The report titled From Burning Houses to Burning Bodies: Anti-Muslim Harassment, Discrimination and Violence in Sri Lanka, traces the development of anti-Muslim sentiment in Sri Lanka since 2013 amid surging Sinhala-Buddhist nationalism. This discrimination has evolved from a rising series of mob attacks committed with impunity, into government policies explicitly discriminating against Muslims, including the forced cremation of Muslim Covid-19 victims and current proposals to ban both the niqab (face veil) and madrasas (religious schools).

“While anti-Muslim sentiment in Sri Lanka is nothing new, the situation has regressed sharply in recent years. Incidents of violence against Muslims, committed with the tacit approval of the authorities, have occurred with alarming frequency. This has been accompanied by the adoption by the current government of rhetoric and policies that have been openly hostile to Muslims,” said Kyle Ward, Amnesty International’s Deputy Secretary General.

“The Sri Lankan authorities must break this alarming trend and uphold their duty to protect Muslims from further attacks, hold perpetrators accountable and end the use of government policies to target, harass and discriminate against the Muslim community.”

Incidents of violence towards Muslims have risen in frequency and intensity since 2013, with a series of flashpoints in which attackers and those responsible for hate speech have enjoyed impunity for their actions.

This escalating hostility began with the anti-halal campaign of that year, when Sinhala Buddhist nationalist groups successfully lobbied to end the halal certification of food, which demarks food permissible for consumption by Muslims, in accordance with Islamic scripture and customs. The campaign gave rise to a number of attacks on mosques and Muslim businesses, with the lack of accountability for those responsible acting as a signal to others that acts of violence against Muslims could be committed with impunity.

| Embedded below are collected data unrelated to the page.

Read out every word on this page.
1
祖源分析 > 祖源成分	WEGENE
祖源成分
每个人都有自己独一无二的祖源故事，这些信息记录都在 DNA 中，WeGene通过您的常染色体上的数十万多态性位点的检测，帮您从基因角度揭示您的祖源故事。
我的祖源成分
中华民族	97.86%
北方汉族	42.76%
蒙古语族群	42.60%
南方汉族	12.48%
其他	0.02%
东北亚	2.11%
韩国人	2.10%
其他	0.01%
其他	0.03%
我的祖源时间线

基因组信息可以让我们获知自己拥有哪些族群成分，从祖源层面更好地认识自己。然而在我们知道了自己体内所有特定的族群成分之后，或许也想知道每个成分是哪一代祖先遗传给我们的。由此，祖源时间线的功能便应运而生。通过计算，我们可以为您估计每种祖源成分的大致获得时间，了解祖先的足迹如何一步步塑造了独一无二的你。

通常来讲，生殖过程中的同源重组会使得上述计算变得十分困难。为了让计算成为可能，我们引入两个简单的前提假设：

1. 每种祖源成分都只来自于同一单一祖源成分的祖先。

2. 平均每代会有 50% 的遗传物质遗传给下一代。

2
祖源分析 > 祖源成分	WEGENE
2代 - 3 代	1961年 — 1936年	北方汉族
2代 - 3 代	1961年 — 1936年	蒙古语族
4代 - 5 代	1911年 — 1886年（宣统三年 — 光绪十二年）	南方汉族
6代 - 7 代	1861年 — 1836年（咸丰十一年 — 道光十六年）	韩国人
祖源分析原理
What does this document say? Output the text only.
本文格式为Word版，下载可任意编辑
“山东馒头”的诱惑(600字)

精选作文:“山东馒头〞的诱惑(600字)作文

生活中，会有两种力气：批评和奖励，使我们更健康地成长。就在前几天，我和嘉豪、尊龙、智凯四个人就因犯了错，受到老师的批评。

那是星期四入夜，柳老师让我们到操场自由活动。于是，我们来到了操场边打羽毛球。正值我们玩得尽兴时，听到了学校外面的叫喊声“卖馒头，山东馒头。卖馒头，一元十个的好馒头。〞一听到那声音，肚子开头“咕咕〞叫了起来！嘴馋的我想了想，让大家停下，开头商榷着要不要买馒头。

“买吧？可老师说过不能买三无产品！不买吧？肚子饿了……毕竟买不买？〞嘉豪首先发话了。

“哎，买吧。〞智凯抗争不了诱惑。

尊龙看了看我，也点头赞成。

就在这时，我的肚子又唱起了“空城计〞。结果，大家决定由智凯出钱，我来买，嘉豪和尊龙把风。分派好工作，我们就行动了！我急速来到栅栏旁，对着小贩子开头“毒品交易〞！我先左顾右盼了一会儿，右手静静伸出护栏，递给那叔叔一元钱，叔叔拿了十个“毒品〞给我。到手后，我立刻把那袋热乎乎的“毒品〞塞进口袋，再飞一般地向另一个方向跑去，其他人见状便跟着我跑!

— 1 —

The following year, anti-Muslim riots in the southern coastal town of Aluthgama began after a Sinhala Buddhist nationalist group held a rally in the town. Here too, perpetrators of violence enjoyed impunity and authorities failed to deliver justice to victims.

Despite a new government in 2015, which promised justice and accountability for ethnic and religious minorities, attacks against Muslims continued to occur. Shortly after the election, anti-Muslim mob violence flared in the southern coastal town of Ginthota in 2017, while similar violence was seen in 2018 in Digana and Ampara, towns in the central and eastern provinces respectively. Not only did the perpetrators escape accountability, victims and witnesses alleged the police and armed forces did not offer sufficient protection or act to prevent the violence.

Hostility towards Muslims increased markedly after more than 250 people were killed in coordinated suicide attacks committed by a local Islamist group and claimed by the Islamic State on Easter Sunday 2019.

Following these attacks, on 13 May 2019, Muslims in several towns in the North-Western Province of Sri Lanka came under attack during Ramadan, one of the holiest months in the Muslim calendar. Mosques across the country were also attacked and a spate of ‘hate speech’ posts and anti-Muslim vitriol was seen on social media. Emergency regulations rushed through by the authorities were also used to arbitrarily arrest hundreds of Muslims in the wake of the attacks.

Since taking office, the current government has continued to target and scapegoat the Muslim population to distract from political and economic issues.

This was evident in the mandatory cremation policy on the disposal of the bodies of Covid-19 victims, which was implemented despite cremation being expressly forbidden in Islam, and a lack of scientific evidence to substantiate the claims that burying victims would further the spread of the disease.